LikeMinds WebSell can be configured to work with any existing database format through ODBC, the Open Database Connectivity standard. ODBC lets programs access an SQL relational database regardless of the database vendor's API. LikeMinds WebSell supports all popular database systems, including Informix, Oracle, Sybase, Microsoft, etc. For operating systems where no ODBC client-side API is available or the ODBC driver is inadequate, WebSell can directly call the database API. A direct interface currently exists for Oracle databases, as well as others.
Conclusion
WebSell converts web surfers into loyal customers because it delivers trustworthy recommendations for products. Consumers are frequently surprised by product recommendations they might not have expected, but after a successful product experience, their trust in a web site increases.
LikeMinds has surveyed the Movie Critic population to determine the utility and desirability of WebSell-based applications. Respondents identified several reasons for using Movie Critic. The Movie Critic saved them time and money in choosing movies to see. Movie Critic helped them see more movies they were confident they would like.
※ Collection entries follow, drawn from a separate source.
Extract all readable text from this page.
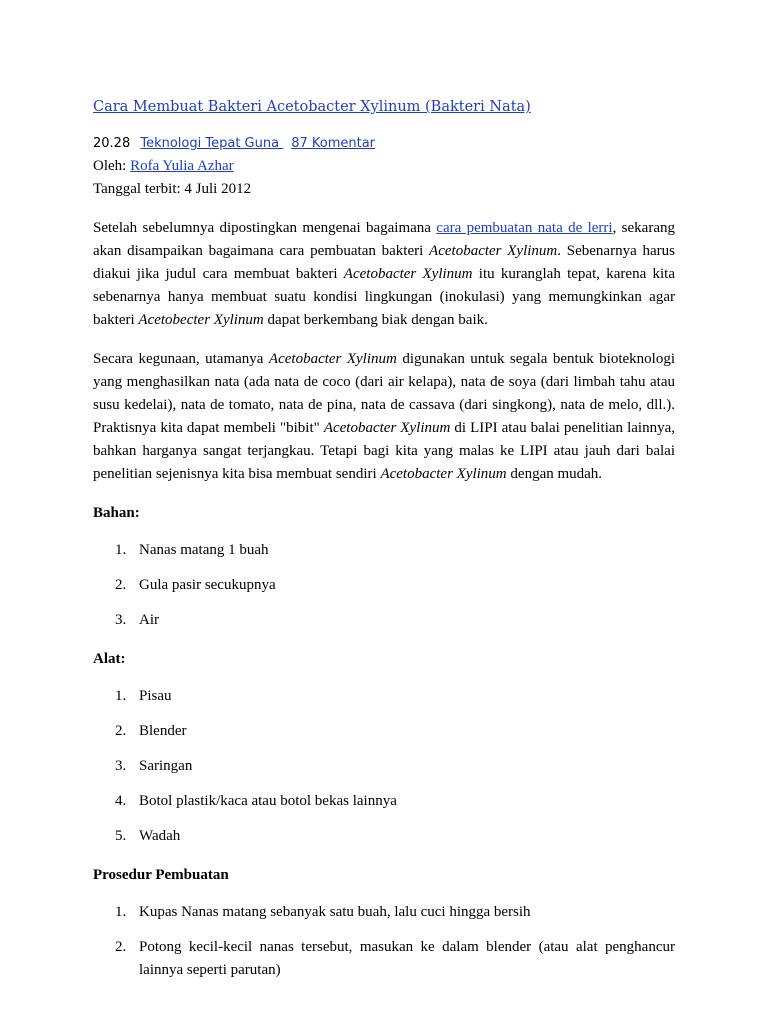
Cara Membuat Bakteri Acetobacter Xylinum (Bakteri Nata)
20.28 Teknologi Tepat Guna 87 Komentar
Oleh: Rofa Yulia Azhar
Tanggal terbit: 4 Juli 2012

Setelah sebelumnya dipostingkan mengenai bagaimana cara pembuatan nata de lerri, sekarang akan disampaikan bagaimana cara pembuatan bakteri Acetobacter Xylinum. Sebenarnya harus diakui jika judul cara membuat bakteri Acetobacter Xylinum itu kuranglah tepat, karena kita sebenarnya hanya membuat suatu kondisi lingkungan (inokulasi) yang memungkinkan agar bakteri Acetobecter Xylinum dapat berkembang biak dengan baik.

Secara kegunaan, utamanya Acetobacter Xylinum digunakan untuk segala bentuk bioteknologi yang menghasilkan nata (ada nata de coco (dari air kelapa), nata de soya (dari limbah tahu atau susu kedelai), nata de tomato, nata de pina, nata de cassava (dari singkong), nata de melo, dll.). Praktisnya kita dapat membeli "bibit" Acetobacter Xylinum di LIPI atau balai penelitian lainnya, bahkan harganya sangat terjangkau. Tetapi bagi kita yang malas ke LIPI atau jauh dari balai penelitian sejenisnya kita bisa membuat sendiri Acetobacter Xylinum dengan mudah.

Bahan:
1. Nanas matang 1 buah
2. Gula pasir secukupnya
3. Air
Alat:
1. Pisau
2. Blender
3. Saringan
4. Botol plastik/kaca atau botol bekas lainnya
5. Wadah
Prosedur Pembuatan
1. Kupas Nanas matang sebanyak satu buah, lalu cuci hingga bersih
2. Potong kecil-kecil nanas tersebut, masukan ke dalam blender (atau alat penghancur lainnya seperti parutan)
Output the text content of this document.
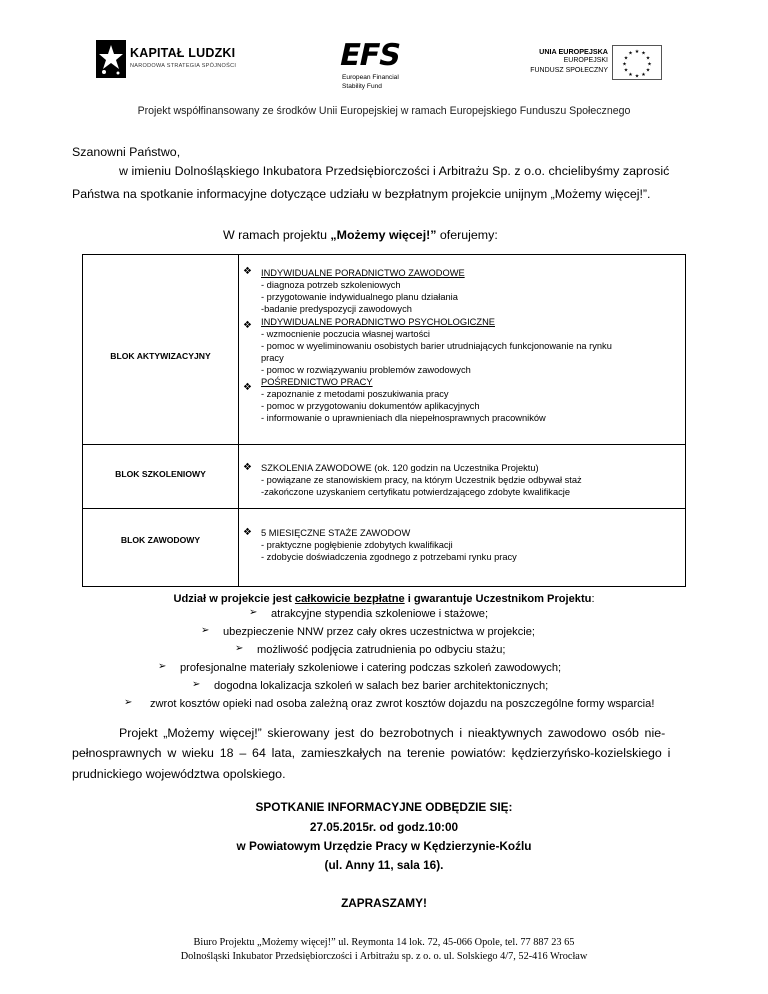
KAPITAŁ LUDZKI
NARODOWA STRATEGIA SPÓJNOŚCI	EFS
European Financial
Stability Fund
UNIA EUROPEJSKA
EUROPEJSKI
FUNDUSZ SPOŁECZNY
★ ★
★
★
★
★
★
★
★
★
★
★
Projekt współfinansowany ze środków Unii Europejskiej w ramach Europejskiego Funduszu Społecznego
Szanowni Państwo,
w imieniu Dolnośląskiego Inkubatora Przedsiębiorczości i Arbitrażu Sp. z o.o. chcielibyśmy zaprosić
Państwa na spotkanie informacyjne dotyczące udziału w bezpłatnym projekcie unijnym „Możemy więcej!”.
W ramach projektu „Możemy więcej!” oferujemy:
BLOK AKTYWIZACYJNY
❖ INDYWIDUALNE PORADNICTWO ZAWODOWE
- diagnoza potrzeb szkoleniowych
- przygotowanie indywidualnego planu działania
-badanie predyspozycji zawodowych
❖ INDYWIDUALNE PORADNICTWO PSYCHOLOGICZNE
- wzmocnienie poczucia własnej wartości
- pomoc w wyeliminowaniu osobistych barier utrudniających funkcjonowanie na rynku
pracy
- pomoc w rozwiązywaniu problemów zawodowych
❖ POŚREDNICTWO PRACY
- zapoznanie z metodami poszukiwania pracy
- pomoc w przygotowaniu dokumentów aplikacyjnych
- informowanie o uprawnieniach dla niepełnosprawnych pracowników
BLOK SZKOLENIOWY
❖ SZKOLENIA ZAWODOWE (ok. 120 godzin na Uczestnika Projektu)
- powiązane ze stanowiskiem pracy, na którym Uczestnik będzie odbywał staż
-zakończone uzyskaniem certyfikatu potwierdzającego zdobyte kwalifikacje
BLOK ZAWODOWY
❖ 5 MIESIĘCZNE STAŻE ZAWODOW
- praktyczne pogłębienie zdobytych kwalifikacji
- zdobycie doświadczenia zgodnego z potrzebami rynku pracy
Udział w projekcie jest całkowicie bezpłatne i gwarantuje Uczestnikom Projektu:
➢ atrakcyjne stypendia szkoleniowe i stażowe;
➢ ubezpieczenie NNW przez cały okres uczestnictwa w projekcie;
➢ możliwość podjęcia zatrudnienia po odbyciu stażu;
➢ profesjonalne materiały szkoleniowe i catering podczas szkoleń zawodowych;
➢ dogodna lokalizacja szkoleń w salach bez barier architektonicznych;
➢ zwrot kosztów opieki nad osoba zależną oraz zwrot kosztów dojazdu na poszczególne formy wsparcia!
Projekt „Możemy więcej!” skierowany jest do bezrobotnych i nieaktywnych zawodowo osób nie-
pełnosprawnych w wieku 18 – 64 lata, zamieszkałych na terenie powiatów: kędzierzyńsko-kozielskiego i
prudnickiego województwa opolskiego.
SPOTKANIE INFORMACYJNE ODBĘDZIE SIĘ:
27.05.2015r. od godz.10:00
w Powiatowym Urzędzie Pracy w Kędzierzynie-Koźlu
(ul. Anny 11, sala 16).
ZAPRASZAMY!
Biuro Projektu „Możemy więcej!” ul. Reymonta 14 lok. 72, 45-066 Opole, tel. 77 887 23 65
Dolnośląski Inkubator Przedsiębiorczości i Arbitrażu sp. z o. o. ul. Solskiego 4/7, 52-416 Wrocław
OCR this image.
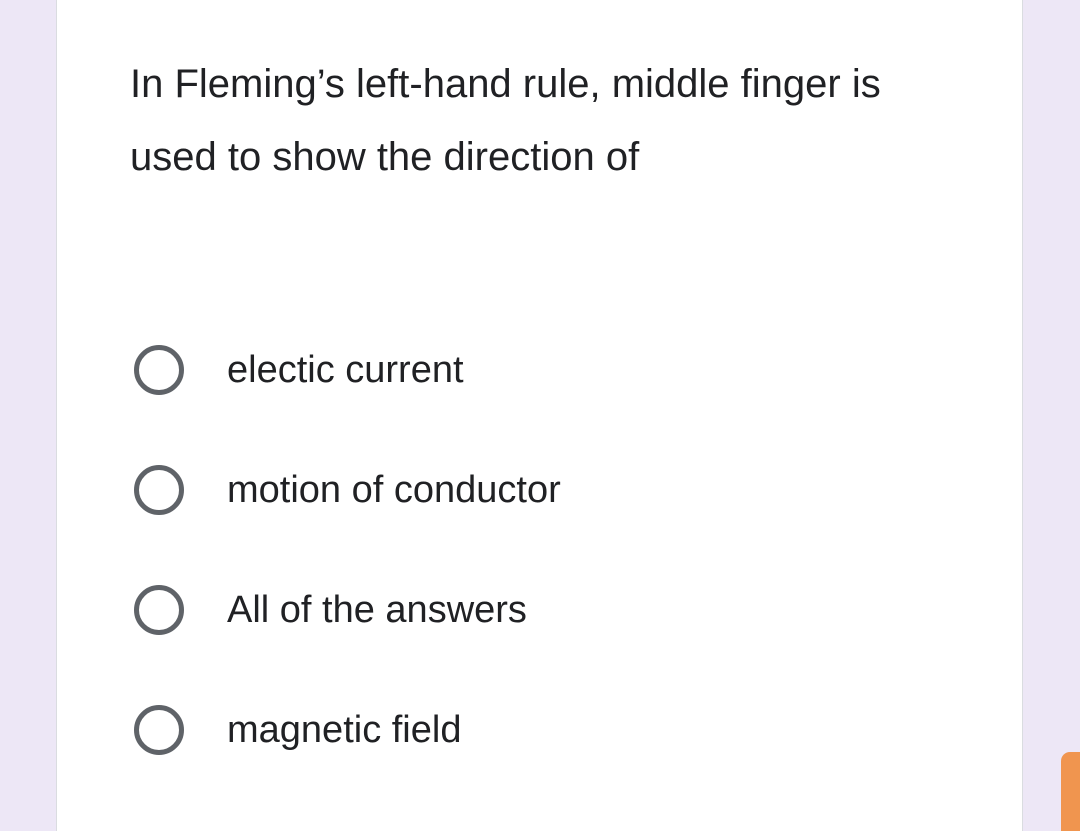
In Fleming’s left-hand rule, middle finger is used to show the direction of

electic current
motion of conductor
All of the answers
magnetic field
Movie Critic helped them see fewer 'duds.' A large majority said it was 'just plain fun' to interact with Movie Critic.
When asked to rate their overall satisfaction with Movie Critic, almost all responded with 'love it' or 'really good'. This overwhelming user satisfaction with a WebSell-based application is a testament to the accuracy of the LikeMinds Preference Server technology.
WebSell allows for mixing subjective impressions -- such as user ratings, click-throughs, and usage time -- with objective attributes, such as author, subject, keywords, and demographic appeal. By making recommendations based on both subjective and objective criteria, merchants can ensure trustworthy recommendations even in 'cold start' situations.
The Preference Server module upon which WebSell is based is an inherently scaleable algorithm. It can handle large databases of users and products with linear resource increases. It is designed for multiprocessing, and can exploit data reference locality through a specialized mentor cache.
Administrators can customize WebSell to create a brand-consistent look-and-feel through HTML, CGI, Java, or JavaScript APIs. They can connect existing product and user databases with WebSell to add value to an existing customer base.
WebSell has been designed and built as a marketing and sales tool for commercial web sites. Our attention to trustworthiness, broad applicability, performance, and customization reflects our focus on commercial web site needs.